The foregoing is qualified in its entirety by reference to the Purchase Agreement, a copy of which is filed as Exhibit 10.1 to this Current Report on Form 8-K and is incorporated herein by reference.
1.02. Termination of a Material Definitive Agreement.
The information set forth under Item 1.01 above related to the termination of the Senior Bank Facility and the Junior Facility is incorporated herein by reference.
Item 2.03. Creation of a Direct Financial Obligation or an Obligation under an Off-Balance Sheet Arrangement of a Registrant.
The information set forth under Item 1.01 above related to the Credit Agreement and the Loans is incorporated herein by reference.
Item 8.01. Other Events.
In connection with the Offering, the Company is filing a legal opinion relating to the issued Shares.
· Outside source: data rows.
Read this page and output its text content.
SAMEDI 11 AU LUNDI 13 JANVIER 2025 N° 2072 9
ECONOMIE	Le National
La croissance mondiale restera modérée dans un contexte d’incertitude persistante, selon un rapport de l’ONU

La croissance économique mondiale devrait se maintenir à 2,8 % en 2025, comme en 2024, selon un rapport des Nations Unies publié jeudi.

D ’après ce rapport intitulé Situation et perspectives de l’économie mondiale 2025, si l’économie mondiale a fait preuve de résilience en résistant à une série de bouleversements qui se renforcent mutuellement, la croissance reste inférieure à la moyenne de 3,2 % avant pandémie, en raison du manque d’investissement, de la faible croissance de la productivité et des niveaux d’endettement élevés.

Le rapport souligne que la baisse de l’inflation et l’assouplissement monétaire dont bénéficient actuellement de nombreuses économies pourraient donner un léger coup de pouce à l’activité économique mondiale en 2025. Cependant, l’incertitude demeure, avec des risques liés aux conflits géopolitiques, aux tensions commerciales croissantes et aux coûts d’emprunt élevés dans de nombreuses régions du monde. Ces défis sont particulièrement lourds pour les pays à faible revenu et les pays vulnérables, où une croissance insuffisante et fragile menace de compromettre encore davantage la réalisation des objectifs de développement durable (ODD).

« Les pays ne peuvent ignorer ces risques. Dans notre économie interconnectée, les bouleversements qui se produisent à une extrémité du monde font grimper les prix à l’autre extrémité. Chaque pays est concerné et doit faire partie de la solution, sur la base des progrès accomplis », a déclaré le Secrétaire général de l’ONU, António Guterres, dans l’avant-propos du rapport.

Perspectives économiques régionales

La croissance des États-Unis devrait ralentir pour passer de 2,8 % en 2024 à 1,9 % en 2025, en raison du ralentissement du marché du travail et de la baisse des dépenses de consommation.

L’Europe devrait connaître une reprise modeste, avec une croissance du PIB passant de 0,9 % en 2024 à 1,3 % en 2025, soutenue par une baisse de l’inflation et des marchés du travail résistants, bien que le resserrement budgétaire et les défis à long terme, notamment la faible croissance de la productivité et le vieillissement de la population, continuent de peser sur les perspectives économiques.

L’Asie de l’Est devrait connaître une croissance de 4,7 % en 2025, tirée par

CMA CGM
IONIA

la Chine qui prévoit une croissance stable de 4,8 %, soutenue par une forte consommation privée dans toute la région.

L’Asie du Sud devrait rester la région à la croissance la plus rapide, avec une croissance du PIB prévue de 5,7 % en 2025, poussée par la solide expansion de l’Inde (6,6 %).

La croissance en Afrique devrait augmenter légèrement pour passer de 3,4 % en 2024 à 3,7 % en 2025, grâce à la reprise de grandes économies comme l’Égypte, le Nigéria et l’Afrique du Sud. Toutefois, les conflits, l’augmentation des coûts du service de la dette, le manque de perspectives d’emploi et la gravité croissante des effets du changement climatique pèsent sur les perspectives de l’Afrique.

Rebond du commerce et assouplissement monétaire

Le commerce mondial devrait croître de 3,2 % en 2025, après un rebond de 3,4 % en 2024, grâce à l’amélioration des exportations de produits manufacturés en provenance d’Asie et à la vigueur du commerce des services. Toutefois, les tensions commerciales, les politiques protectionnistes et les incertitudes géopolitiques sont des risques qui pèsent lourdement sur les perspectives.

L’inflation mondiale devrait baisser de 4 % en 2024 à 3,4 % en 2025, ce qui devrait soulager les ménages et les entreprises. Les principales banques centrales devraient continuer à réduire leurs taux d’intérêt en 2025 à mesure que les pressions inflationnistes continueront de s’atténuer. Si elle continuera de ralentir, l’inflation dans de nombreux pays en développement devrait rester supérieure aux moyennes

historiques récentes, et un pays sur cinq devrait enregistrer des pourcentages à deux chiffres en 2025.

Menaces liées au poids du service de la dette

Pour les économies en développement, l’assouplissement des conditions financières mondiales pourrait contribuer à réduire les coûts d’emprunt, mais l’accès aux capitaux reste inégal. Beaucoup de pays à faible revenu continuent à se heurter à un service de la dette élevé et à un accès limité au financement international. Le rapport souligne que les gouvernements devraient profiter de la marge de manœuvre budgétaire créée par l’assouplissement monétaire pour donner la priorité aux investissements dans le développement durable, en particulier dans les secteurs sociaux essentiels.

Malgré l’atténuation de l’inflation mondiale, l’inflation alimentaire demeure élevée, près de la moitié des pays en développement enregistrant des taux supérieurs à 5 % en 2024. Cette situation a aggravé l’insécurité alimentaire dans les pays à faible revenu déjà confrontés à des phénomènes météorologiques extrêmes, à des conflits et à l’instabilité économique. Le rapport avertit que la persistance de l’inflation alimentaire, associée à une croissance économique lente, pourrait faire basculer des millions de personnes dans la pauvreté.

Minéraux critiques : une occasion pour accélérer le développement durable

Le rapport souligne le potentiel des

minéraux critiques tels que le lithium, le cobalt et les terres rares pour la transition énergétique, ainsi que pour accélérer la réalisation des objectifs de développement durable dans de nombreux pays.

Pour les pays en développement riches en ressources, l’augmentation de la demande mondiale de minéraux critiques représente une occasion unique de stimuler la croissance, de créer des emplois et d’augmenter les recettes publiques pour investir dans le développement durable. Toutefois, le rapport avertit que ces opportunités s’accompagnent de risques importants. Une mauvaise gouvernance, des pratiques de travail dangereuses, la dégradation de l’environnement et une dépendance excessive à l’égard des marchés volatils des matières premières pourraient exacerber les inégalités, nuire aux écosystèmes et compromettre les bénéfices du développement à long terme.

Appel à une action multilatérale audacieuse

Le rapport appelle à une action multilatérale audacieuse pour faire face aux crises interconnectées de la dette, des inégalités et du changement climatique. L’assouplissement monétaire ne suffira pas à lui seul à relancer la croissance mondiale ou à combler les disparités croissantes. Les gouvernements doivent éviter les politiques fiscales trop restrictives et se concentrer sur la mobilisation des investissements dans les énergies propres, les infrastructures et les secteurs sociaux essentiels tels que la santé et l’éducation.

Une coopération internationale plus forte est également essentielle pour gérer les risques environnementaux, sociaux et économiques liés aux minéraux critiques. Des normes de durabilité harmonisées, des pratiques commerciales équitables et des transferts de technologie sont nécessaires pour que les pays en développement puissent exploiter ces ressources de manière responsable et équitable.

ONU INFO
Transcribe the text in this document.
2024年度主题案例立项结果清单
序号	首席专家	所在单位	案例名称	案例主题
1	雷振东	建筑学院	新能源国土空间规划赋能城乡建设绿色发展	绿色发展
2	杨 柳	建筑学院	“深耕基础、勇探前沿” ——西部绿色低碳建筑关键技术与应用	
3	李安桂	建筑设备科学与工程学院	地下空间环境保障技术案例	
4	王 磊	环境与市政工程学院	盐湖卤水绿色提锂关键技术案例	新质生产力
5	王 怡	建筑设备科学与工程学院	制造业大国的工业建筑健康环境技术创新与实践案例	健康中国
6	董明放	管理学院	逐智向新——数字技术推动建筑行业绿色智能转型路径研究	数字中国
A copy of the opinion is filed as Exhibit 5.1 to this Current Report on Form 8-K.
Item 9.01. Financial Statements and Exhibits.
(d) Exhibits:
5.1   Opinion of Woodburn and Wedge regarding the legality of the issued Shares.
 
10.1   Common Stock Purchase Agreement, dated as of August 16, 2010, by and between Endeavour International Corporation and Cyan Partners, LP.

 


 

Endeavour International Corporation
 
SIGNATURES
Pursuant to the requirements of the Securities Exchange Act of 1934, the registrant has duly caused this report to be signed on its behalf by the undersigned hereunto duly authorized.
         
  Endeavour International Corporation
 
 
  By:   /s/ Robert L. Thompson    
    Robert L. Thompson   
    Chief Accounting Officer   
 
Date: August 20, 2010

 


 

Endeavour International Corporation
Exhibit Index
     
5.1
  Opinion of Woodburn and Wedge regarding the legality of the issued Shares.
 
   
10.1
  Common Stock Purchase Agreement, dated as of August 16, 2010, by and between Endeavour International Corporation and Cyan Partners, LP.